Psychology in the News
Matt Cooper Receives NIH Grant
Matt Cooper, professor of neuroscience and behavior, received a $450,000 three-year NIH R15 grant for his project “Mechanisms by which social experience promotes stress resilience.” Cooper aims to identify cellular mechanisms and neural circuits that contribute to sex differences in coping responses and stress resilience. This is a timely award as lab-based research at UT is about to start-up again.
Summary of Project
Social stress is a risk factor for several stress-related psychopathologies, including post-traumatic stress disorder (PTSD). Sex differences in coping responses contribute to differences between men and women in the prevalence and progression of PTSD symptoms. To advance the field of stress neurobiology, research is needed on the neuronal mechanisms underlying changes in coping behavior and stress resilience. We have shown that establishing social dominance alters neural and behavioral responses to stress differently in male and female Syrian hamsters. Also, neurons in the posterior ventral portion of the medial amygdala (MeApv) that send projections to the posterior parts of the bed nucleus of the stria terminalis (BNSTp) modulate responses to threatening stimuli and contribute to sex differences in social behavior. We propose that the development of dominance relationships in both males and females leads to greater activity within a MeA-BNSTp pathway in dominants compared to subordinates.

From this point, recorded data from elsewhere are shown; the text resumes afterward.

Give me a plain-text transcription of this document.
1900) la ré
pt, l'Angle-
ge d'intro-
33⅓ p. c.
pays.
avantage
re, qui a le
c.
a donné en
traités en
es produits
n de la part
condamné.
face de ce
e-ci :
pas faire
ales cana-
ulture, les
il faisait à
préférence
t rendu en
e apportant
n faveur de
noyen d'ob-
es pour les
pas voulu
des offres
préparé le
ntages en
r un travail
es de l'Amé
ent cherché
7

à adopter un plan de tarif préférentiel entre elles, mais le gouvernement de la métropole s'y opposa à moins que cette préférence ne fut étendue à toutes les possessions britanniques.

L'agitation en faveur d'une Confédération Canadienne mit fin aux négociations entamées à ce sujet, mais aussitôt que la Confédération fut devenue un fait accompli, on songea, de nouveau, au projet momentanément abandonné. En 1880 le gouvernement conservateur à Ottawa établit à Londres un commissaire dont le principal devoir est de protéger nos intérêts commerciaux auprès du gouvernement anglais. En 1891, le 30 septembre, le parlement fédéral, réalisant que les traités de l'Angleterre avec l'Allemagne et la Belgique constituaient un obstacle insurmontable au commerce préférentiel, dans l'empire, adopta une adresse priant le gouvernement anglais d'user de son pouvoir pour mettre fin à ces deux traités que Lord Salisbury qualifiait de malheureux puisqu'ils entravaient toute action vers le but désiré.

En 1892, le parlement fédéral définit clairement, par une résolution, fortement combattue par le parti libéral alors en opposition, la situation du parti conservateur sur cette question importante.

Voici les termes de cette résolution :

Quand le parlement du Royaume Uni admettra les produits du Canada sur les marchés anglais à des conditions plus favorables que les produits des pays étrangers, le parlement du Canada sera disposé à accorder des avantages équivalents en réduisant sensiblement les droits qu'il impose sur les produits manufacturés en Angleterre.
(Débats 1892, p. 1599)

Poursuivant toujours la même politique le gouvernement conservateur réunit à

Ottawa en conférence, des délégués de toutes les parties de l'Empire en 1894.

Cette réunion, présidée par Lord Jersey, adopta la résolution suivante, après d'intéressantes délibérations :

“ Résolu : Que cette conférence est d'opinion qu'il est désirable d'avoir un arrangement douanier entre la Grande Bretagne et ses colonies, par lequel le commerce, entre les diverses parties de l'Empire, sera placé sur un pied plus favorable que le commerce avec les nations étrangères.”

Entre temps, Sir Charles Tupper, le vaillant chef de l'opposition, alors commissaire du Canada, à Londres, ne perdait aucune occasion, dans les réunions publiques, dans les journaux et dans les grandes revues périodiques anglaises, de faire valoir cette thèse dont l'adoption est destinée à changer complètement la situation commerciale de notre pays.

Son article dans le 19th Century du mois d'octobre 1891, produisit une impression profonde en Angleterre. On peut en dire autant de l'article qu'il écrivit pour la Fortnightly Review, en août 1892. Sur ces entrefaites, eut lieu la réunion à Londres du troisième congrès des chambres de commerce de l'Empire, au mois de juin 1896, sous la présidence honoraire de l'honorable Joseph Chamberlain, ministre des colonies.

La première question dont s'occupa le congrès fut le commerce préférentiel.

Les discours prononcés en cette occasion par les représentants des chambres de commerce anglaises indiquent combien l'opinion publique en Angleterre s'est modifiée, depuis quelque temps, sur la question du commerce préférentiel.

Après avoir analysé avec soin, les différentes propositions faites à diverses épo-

In specific aim 1, we hypothesize that elevated activity in a MeApv-BNSTp pathway during development of social dominance promotes proactive coping responses in females and resistance to social defeat stress in males. In addition, we expect that sex differences arise in the effects of social dominance on stress responsivity because the neural circuits activated during dominance relationships are reactivated in separate situations in males and females. In specific aim 2, we hypothesize that social defeat stress reactivates a MeApv-BNSTp pathway in dominant males but not dominant females, which leads to a sex difference in stress resilience. In sum, this project will identify cellular mechanisms and neural circuits that contribute to sex differences in coping responses and stress resilience.